Other than lack of awareness, political resistance, and an absence of the required information commissions and Public Information Officers (PIO), there are other reasons that hinder the path of citizens aiming to extract information. “One of the main problems is inadequate set-ups for RTI applications and processing,” says Summaiya Zaidi, a lawyer.
Activists from civil society have been pushing for practical implementation of these laws but their efforts meet a dead end due to bad governance and resistance from political quarters. However, Gardezi still encourages citizens to continue asking for information as this is their right. “The operationality of these laws is still undergoing teething pains. But the more people exercise their right, the more those in public offices will have to share the information under pressure. It is demand and supply.”

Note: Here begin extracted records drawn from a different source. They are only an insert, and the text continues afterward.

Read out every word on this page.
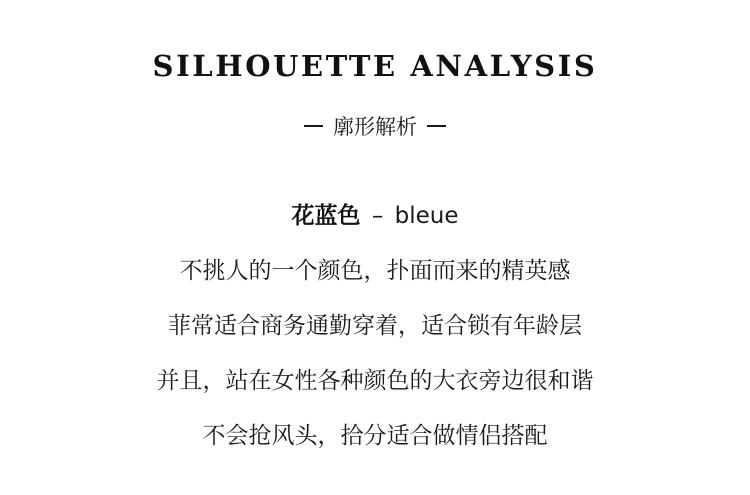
SILHOUETTE ANALYSIS
廓形解析
花蓝色 – bleue
不挑人的一个颜色，扑面而来的精英感
菲常适合商务通勤穿着，适合锁有年龄层
并且，站在女性各种颜色的大衣旁边很和谐
不会抢风头，拾分适合做情侣搭配
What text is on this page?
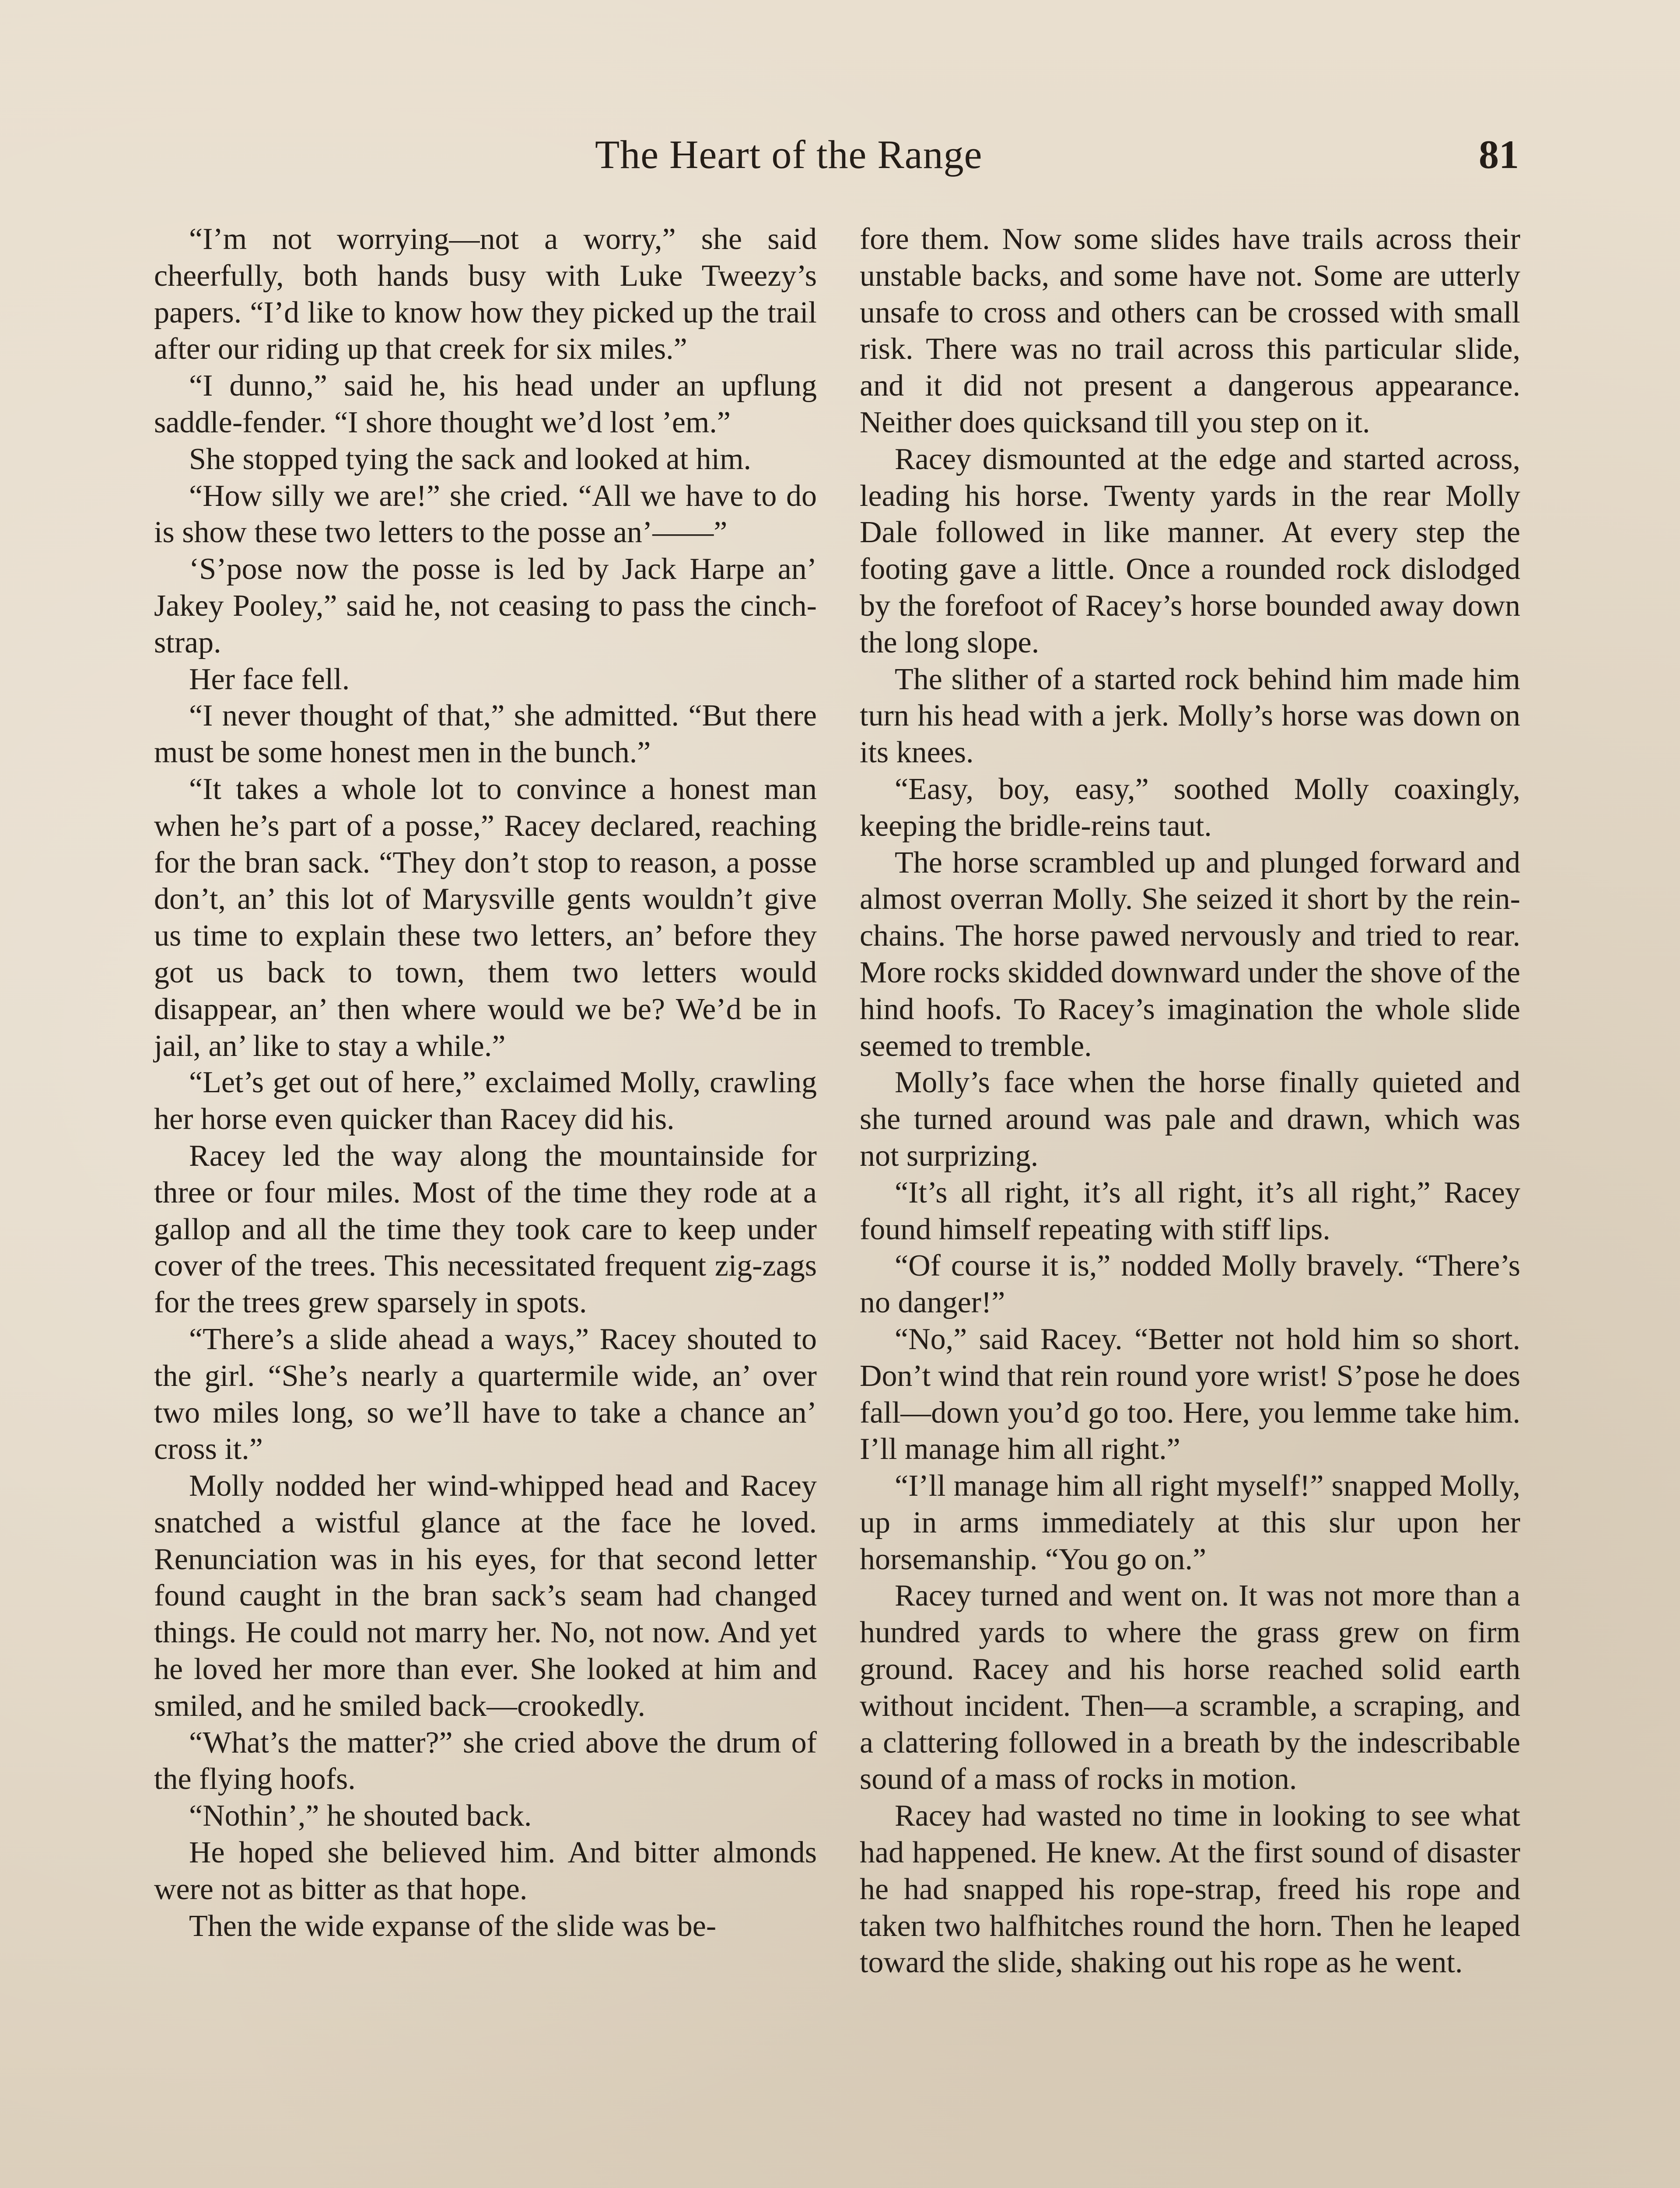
The Heart of the Range	81

“I’m not worrying—not a worry,” she said cheerfully, both hands busy with Luke Tweezy’s papers. “I’d like to know how they picked up the trail after our riding up that creek for six miles.”

“I dunno,” said he, his head under an upflung saddle-fender. “I shore thought we’d lost ’em.”

She stopped tying the sack and looked at him.

“How silly we are!” she cried. “All we have to do is show these two letters to the posse an’——”

‘S’pose now the posse is led by Jack Harpe an’ Jakey Pooley,” said he, not ceasing to pass the cinch-strap.

Her face fell.

“I never thought of that,” she admitted. “But there must be some honest men in the bunch.”

“It takes a whole lot to convince a honest man when he’s part of a posse,” Racey declared, reaching for the bran sack. “They don’t stop to reason, a posse don’t, an’ this lot of Marysville gents wouldn’t give us time to explain these two letters, an’ before they got us back to town, them two letters would disappear, an’ then where would we be? We’d be in jail, an’ like to stay a while.”

“Let’s get out of here,” exclaimed Molly, crawling her horse even quicker than Racey did his.

Racey led the way along the mountainside for three or four miles. Most of the time they rode at a gallop and all the time they took care to keep under cover of the trees. This necessitated frequent zig-zags for the trees grew sparsely in spots.

“There’s a slide ahead a ways,” Racey shouted to the girl. “She’s nearly a quartermile wide, an’ over two miles long, so we’ll have to take a chance an’ cross it.”

Molly nodded her wind-whipped head and Racey snatched a wistful glance at the face he loved. Renunciation was in his eyes, for that second letter found caught in the bran sack’s seam had changed things. He could not marry her. No, not now. And yet he loved her more than ever. She looked at him and smiled, and he smiled back—crookedly.

“What’s the matter?” she cried above the drum of the flying hoofs.

“Nothin’,” he shouted back.

He hoped she believed him. And bitter almonds were not as bitter as that hope.

Then the wide expanse of the slide was be-

fore them. Now some slides have trails across their unstable backs, and some have not. Some are utterly unsafe to cross and others can be crossed with small risk. There was no trail across this particular slide, and it did not present a dangerous appearance. Neither does quicksand till you step on it.

Racey dismounted at the edge and started across, leading his horse. Twenty yards in the rear Molly Dale followed in like manner. At every step the footing gave a little. Once a rounded rock dislodged by the forefoot of Racey’s horse bounded away down the long slope.

The slither of a started rock behind him made him turn his head with a jerk. Molly’s horse was down on its knees.

“Easy, boy, easy,” soothed Molly coaxingly, keeping the bridle-reins taut.

The horse scrambled up and plunged forward and almost overran Molly. She seized it short by the rein-chains. The horse pawed nervously and tried to rear. More rocks skidded downward under the shove of the hind hoofs. To Racey’s imagination the whole slide seemed to tremble.

Molly’s face when the horse finally quieted and she turned around was pale and drawn, which was not surprizing.

“It’s all right, it’s all right, it’s all right,” Racey found himself repeating with stiff lips.

“Of course it is,” nodded Molly bravely. “There’s no danger!”

“No,” said Racey. “Better not hold him so short. Don’t wind that rein round yore wrist! S’pose he does fall—down you’d go too. Here, you lemme take him. I’ll manage him all right.”

“I’ll manage him all right myself!” snapped Molly, up in arms immediately at this slur upon her horsemanship. “You go on.”

Racey turned and went on. It was not more than a hundred yards to where the grass grew on firm ground. Racey and his horse reached solid earth without incident. Then—a scramble, a scraping, and a clattering followed in a breath by the indescribable sound of a mass of rocks in motion.

Racey had wasted no time in looking to see what had happened. He knew. At the first sound of disaster he had snapped his rope-strap, freed his rope and taken two halfhitches round the horn. Then he leaped toward the slide, shaking out his rope as he went.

In 2014, Bolo Bhi, a not-for-profit geared towards advocacy, policy and research in the area of government transparency among others, filed three Freedom of Information requests under the FOI 2002 Ordinance with the Ministry of Information Technology, Pakistan Telecommunications (MOITT). The requests were filed under the Freedom of Information Ordinance (FOI) 2002. “It took months before some information was obtained. At first, we didn’t hear back, so we followed it up with letters to the federal ombudsperson,” says Farieha Aziz, Co-Founder, Bolo Bhi.
She and her team were given some information but not all. “The exclusion clause of the information act was used to deny us access to some of the information. We made the argument based on our legal interpretation of the FOI Act’s exclusion clause,” says Aziz.
While ultimately the Bolo Bhi team had some success in gaining partial information, the average Pakistani is neither aware nor motivated enough to pursue the legal course to get information. “What’s important with RTI requests is that you must be very specific with the question you ask and the information you seek, and clear on who to ask — who has the authority and mandate to provide the information,” advises Aziz.
“You must also be determined and ready to follow up the requests and understand that it can take months before you get something substantive. You might get some information but not all. Don’t let that deter you. Use what you manage to get and then push on to get more. This is a process. You’ve got to be in it for the long haul,” she adds.